When my kids (ages 3 and 5) ask about their births, they hear the story of how I met them. There's a little in there about the mechanics - DS was a vaginal birth, DD was a c/s ("we were worried because Mommy was sick, and the doctors thought you might get hurt inside me, so I had an operation to help you be born") - true, if vague on the details in both cases. Mostly, they want to hear about themselves, so the stories are largely stories about babies. We spend a lot of time talking about precious tiny fingers and toes, and very little time talking about the process.
Human birth is a weird little evolutionary hiccup that doesn't always go so well. We have large brains and proportionally small pelvises, and sometimes vaginal birth does not work out, but it's hard to say, because of that, that our bodies "fail" when we can't give birth vaginally. The same arrangement that makes birth difficult makes it possible for us to walk and think. My body didn't "fail", it just doesn't perform equally well in all of its disparate functions.
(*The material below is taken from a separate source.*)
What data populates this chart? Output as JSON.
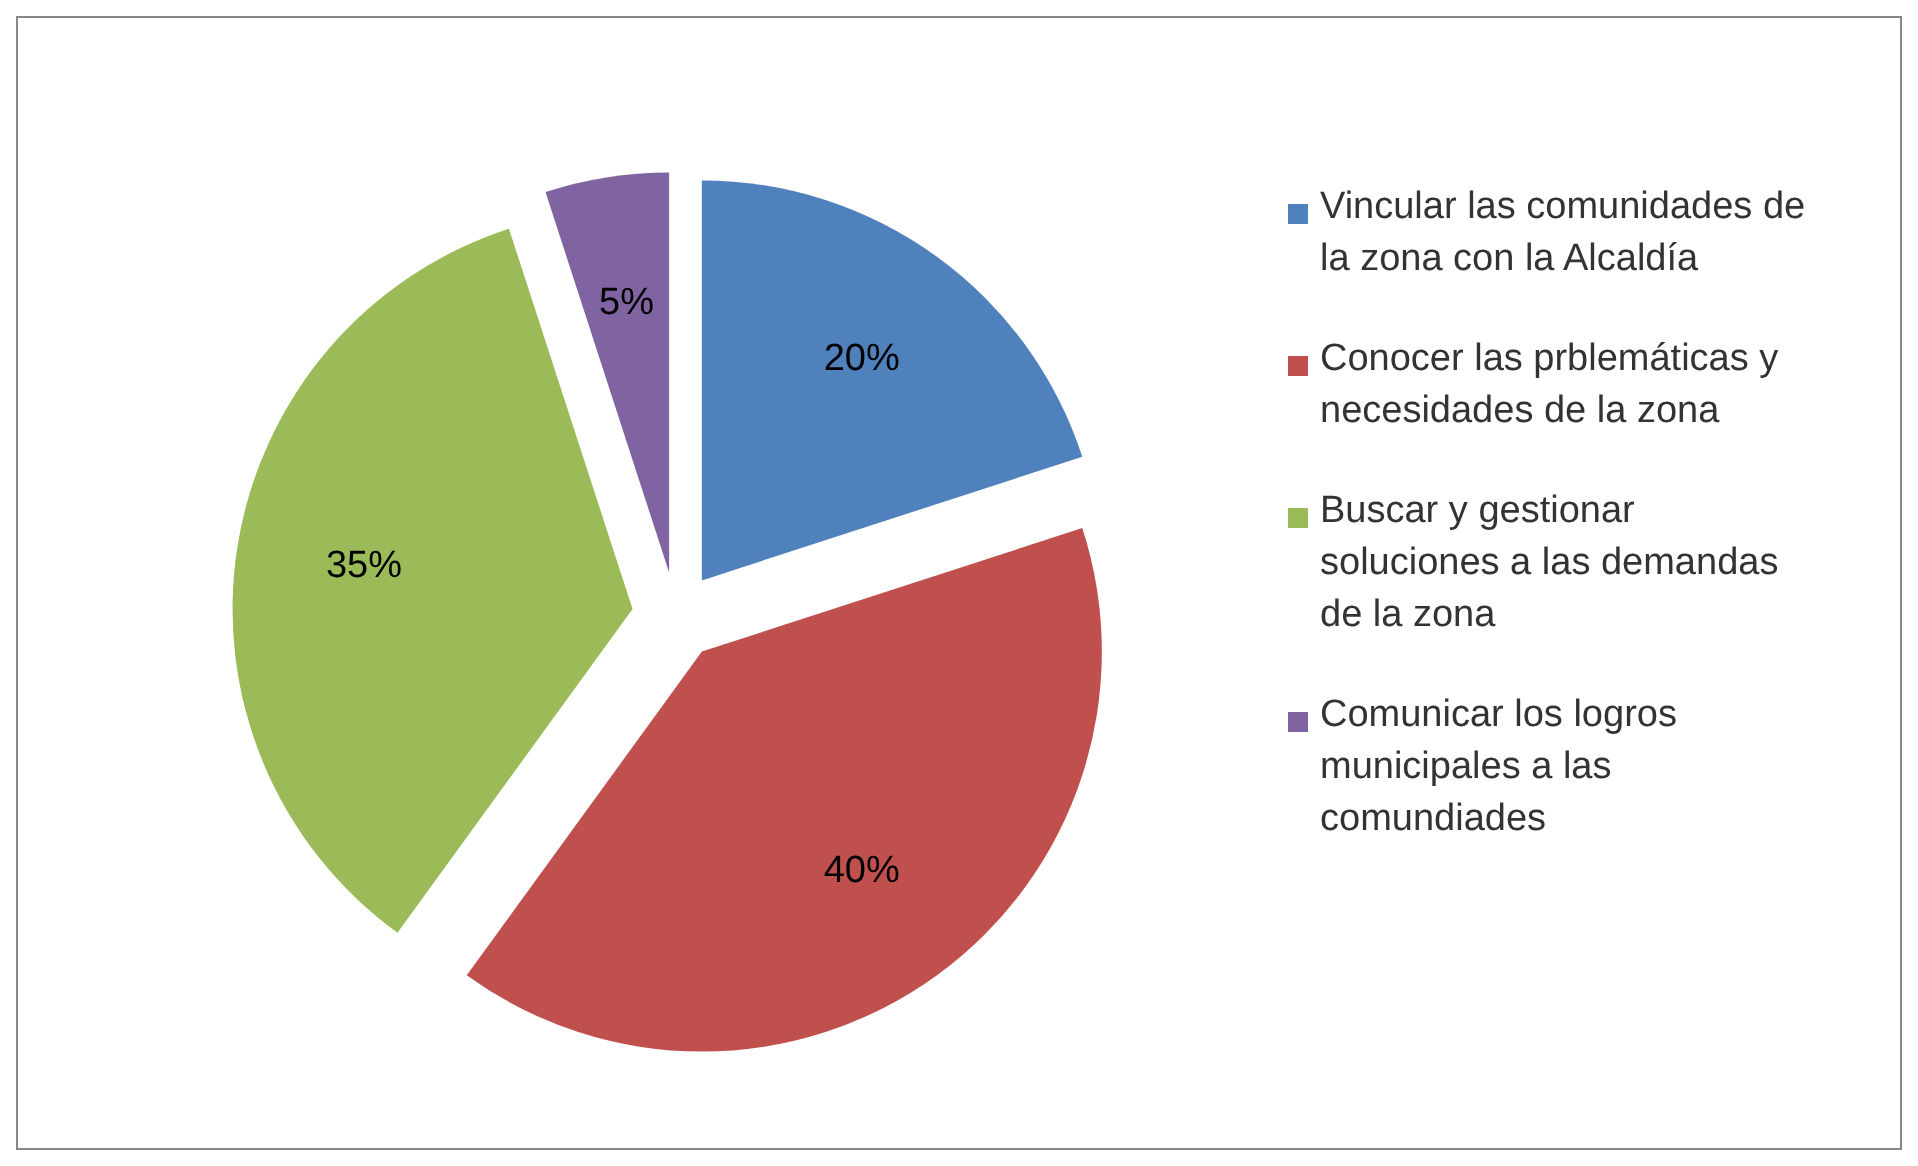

I have a perfectly good body, functionally speaking - I can run half a marathon and carry a kiddo on each hip. I have a perfectly good brain - I can read two languages and argue on the internet. Birth has not gone particularly well for me - the descriptions for the children are incredibly vague, and a c-section would have been a mercy that first time out. What happened to me was random lousy luck, of the kind that can hit anyone, and does hit thousands of women every day.
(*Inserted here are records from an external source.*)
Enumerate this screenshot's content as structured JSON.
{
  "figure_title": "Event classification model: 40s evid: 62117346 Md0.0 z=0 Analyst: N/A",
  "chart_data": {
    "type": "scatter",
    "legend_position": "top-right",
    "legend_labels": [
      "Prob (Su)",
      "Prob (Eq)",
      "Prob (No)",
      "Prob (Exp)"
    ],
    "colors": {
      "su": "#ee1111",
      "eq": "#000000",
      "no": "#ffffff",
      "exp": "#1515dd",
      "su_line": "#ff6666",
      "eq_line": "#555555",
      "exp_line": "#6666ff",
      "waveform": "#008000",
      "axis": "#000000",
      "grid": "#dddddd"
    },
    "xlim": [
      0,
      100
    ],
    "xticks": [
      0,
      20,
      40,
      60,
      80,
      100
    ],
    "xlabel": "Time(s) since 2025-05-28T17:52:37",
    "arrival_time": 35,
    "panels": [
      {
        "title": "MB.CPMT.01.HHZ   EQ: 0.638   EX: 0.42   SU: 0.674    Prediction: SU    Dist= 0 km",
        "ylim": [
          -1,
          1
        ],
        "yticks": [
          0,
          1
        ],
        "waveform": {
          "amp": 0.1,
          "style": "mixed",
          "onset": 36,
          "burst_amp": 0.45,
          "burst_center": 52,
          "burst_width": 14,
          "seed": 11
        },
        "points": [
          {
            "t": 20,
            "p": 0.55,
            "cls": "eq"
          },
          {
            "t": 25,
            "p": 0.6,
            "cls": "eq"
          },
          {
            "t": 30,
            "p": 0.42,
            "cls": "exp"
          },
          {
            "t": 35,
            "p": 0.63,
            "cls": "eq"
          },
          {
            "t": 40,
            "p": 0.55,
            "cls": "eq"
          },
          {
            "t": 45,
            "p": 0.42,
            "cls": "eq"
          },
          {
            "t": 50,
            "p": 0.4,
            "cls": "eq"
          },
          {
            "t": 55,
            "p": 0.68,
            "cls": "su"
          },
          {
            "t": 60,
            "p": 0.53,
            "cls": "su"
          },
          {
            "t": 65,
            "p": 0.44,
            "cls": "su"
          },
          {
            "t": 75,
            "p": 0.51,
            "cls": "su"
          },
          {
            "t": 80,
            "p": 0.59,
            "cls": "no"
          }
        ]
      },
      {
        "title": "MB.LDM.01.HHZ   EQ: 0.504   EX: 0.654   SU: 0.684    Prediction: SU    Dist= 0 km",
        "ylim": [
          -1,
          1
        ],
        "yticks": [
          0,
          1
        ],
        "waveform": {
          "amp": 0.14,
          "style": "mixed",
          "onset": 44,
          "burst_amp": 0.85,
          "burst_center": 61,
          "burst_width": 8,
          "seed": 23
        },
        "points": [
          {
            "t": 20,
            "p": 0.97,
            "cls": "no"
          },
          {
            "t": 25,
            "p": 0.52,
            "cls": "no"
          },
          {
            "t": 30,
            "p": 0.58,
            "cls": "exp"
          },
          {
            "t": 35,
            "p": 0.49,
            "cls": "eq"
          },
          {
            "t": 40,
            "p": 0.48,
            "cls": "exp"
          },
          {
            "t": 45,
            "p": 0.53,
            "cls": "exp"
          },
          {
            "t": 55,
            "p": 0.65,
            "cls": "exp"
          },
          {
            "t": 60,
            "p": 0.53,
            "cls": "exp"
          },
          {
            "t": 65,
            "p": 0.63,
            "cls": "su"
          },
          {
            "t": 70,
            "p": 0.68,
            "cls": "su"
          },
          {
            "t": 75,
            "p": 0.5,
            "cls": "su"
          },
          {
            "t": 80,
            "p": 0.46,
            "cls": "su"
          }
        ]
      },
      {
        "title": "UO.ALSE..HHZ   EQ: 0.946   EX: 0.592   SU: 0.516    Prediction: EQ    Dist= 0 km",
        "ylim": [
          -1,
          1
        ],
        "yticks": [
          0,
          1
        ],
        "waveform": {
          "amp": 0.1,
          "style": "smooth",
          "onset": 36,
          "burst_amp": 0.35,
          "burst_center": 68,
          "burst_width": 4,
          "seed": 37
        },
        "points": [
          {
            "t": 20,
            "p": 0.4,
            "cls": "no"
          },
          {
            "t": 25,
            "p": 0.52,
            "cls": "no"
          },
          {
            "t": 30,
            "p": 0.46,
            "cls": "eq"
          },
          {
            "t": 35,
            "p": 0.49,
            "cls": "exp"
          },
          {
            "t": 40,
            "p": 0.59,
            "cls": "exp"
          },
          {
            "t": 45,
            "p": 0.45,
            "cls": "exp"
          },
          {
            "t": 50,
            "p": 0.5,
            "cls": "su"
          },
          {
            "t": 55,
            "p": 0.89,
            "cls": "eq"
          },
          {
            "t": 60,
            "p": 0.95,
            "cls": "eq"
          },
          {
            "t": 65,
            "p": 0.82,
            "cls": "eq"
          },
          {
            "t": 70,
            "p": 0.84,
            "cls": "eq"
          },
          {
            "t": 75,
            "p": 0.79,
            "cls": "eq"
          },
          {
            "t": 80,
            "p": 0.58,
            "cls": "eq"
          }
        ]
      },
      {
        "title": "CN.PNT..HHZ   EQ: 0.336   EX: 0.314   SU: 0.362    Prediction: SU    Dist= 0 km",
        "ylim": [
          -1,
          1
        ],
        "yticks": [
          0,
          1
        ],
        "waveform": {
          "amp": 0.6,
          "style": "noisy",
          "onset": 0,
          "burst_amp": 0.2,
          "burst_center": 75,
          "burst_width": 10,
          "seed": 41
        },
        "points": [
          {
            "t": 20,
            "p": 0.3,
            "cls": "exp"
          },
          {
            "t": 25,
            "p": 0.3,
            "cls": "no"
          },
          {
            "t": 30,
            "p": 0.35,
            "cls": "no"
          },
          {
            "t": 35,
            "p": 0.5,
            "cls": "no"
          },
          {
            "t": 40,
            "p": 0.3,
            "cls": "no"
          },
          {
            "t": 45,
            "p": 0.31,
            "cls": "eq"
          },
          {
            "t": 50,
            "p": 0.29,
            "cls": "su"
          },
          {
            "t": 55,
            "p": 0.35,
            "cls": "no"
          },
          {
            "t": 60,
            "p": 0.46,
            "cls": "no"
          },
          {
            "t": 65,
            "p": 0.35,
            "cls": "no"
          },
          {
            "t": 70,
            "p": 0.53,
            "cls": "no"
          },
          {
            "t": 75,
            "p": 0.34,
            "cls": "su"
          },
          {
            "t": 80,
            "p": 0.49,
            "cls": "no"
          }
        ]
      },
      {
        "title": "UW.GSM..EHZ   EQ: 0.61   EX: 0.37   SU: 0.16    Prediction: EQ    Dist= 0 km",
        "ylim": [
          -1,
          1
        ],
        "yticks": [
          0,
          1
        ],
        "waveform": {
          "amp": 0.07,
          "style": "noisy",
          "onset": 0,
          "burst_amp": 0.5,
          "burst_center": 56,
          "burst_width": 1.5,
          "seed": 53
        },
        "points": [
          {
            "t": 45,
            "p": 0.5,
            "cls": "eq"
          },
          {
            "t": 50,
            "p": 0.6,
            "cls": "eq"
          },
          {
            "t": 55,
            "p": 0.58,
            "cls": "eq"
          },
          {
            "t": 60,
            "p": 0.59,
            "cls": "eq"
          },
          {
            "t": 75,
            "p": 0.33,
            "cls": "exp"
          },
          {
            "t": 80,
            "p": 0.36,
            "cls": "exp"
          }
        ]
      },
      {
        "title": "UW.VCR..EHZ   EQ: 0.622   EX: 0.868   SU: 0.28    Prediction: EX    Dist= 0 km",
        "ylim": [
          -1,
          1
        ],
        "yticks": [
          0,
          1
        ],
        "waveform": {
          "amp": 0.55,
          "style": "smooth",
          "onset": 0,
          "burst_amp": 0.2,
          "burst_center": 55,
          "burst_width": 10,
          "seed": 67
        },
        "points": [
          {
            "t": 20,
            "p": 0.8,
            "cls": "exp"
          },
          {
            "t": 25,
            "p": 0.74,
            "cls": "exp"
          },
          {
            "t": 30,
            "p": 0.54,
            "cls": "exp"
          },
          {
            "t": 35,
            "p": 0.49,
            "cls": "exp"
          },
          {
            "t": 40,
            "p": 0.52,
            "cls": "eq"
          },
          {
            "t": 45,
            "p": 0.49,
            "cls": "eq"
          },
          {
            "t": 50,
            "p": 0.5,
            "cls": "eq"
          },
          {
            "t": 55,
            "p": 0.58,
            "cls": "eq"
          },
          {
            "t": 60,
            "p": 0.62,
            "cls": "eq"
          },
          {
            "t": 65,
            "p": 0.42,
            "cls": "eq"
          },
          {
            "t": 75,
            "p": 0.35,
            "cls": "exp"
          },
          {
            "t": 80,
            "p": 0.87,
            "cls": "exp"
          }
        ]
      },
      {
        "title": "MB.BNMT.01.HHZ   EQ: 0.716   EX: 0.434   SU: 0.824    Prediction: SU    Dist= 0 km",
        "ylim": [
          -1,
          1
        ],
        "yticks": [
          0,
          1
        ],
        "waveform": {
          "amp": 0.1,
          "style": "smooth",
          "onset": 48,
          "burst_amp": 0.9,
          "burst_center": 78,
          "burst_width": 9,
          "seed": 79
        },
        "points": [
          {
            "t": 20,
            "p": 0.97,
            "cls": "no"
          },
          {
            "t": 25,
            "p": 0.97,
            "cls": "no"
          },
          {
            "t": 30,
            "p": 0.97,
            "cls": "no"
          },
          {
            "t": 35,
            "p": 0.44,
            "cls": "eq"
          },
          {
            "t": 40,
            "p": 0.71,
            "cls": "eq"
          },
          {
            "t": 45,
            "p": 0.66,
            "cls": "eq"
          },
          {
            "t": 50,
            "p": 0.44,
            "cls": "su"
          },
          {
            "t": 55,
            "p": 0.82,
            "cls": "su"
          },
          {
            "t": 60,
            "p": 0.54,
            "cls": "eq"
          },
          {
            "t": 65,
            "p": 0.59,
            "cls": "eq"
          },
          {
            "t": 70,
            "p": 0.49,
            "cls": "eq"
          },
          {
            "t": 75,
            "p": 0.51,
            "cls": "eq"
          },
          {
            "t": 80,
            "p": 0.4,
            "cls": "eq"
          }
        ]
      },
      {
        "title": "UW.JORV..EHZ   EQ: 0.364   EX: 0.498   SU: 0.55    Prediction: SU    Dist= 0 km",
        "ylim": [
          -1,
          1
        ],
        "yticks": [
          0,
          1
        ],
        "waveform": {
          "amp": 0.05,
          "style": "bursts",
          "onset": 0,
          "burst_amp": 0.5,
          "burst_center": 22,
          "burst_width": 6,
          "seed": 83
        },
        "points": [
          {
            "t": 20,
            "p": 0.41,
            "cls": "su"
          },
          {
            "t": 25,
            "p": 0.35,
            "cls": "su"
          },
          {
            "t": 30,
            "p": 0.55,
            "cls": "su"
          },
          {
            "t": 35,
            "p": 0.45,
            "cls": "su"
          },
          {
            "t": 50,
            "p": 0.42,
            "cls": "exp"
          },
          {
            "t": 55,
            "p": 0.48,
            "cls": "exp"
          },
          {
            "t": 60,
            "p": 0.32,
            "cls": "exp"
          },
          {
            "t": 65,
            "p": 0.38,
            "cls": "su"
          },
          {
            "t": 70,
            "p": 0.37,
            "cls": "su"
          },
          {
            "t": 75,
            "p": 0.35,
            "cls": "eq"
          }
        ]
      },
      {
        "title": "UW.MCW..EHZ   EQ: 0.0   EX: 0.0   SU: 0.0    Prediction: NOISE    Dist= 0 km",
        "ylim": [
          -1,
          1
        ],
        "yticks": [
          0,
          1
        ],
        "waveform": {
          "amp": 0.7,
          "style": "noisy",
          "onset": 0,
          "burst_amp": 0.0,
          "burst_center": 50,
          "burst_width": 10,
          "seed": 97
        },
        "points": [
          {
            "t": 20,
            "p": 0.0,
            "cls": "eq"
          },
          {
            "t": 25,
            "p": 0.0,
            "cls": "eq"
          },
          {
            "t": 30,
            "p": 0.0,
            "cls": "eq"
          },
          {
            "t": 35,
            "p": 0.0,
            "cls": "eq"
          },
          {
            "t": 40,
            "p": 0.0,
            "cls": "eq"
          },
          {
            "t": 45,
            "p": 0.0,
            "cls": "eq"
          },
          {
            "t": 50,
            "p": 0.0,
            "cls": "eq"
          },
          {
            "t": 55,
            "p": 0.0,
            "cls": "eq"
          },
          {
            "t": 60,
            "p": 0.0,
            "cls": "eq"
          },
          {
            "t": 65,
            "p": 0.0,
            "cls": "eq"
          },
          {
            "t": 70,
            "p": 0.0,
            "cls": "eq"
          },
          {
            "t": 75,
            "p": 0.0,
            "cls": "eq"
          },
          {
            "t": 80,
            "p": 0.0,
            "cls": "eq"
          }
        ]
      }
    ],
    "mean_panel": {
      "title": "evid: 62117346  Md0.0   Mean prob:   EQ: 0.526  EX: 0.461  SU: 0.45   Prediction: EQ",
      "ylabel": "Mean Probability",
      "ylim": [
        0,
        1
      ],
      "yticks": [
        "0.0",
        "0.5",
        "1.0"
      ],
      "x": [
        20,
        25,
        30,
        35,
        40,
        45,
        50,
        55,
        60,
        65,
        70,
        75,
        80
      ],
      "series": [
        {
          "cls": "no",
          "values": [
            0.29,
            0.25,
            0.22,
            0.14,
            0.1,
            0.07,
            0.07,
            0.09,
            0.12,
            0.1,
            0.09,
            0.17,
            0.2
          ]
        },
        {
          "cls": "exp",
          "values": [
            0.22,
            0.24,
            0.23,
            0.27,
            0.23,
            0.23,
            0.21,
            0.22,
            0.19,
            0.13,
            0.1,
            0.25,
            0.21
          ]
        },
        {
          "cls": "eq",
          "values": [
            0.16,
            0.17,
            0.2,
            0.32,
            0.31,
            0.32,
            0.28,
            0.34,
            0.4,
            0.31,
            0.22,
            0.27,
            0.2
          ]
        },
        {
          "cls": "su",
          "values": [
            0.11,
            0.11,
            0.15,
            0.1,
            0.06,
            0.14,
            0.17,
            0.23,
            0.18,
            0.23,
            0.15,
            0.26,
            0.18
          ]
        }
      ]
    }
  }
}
In some defense of my body's (or anybody's) unspectacular history with birthing, it's not really possible to *practice* giving birth. I couldn't run 13.1 miles the first time I went for a jog, and I didn't expect to. I had a lot of help learning French. I couldn't just get out of bed one day after never lifting more then five pounds ever and indulge a 45 lb. kid by carrying him to the bathroom so his feet won't get cold. I worked up to all that. As opposed to birthing, when we all pretty much have to start from somewhere short of zero, with pre-strained ab muscles and limited lung volume, to attempt to do something really difficult that there are very few ways anyone could possibly help us with (and, for bonus points, the kids can't help us out the way they can with heavy lifting when they're older).
Were my daughter to get hit by random lousy luck, and give birth to her children surgically, I would not want to have suggested that this is the same thing as failure.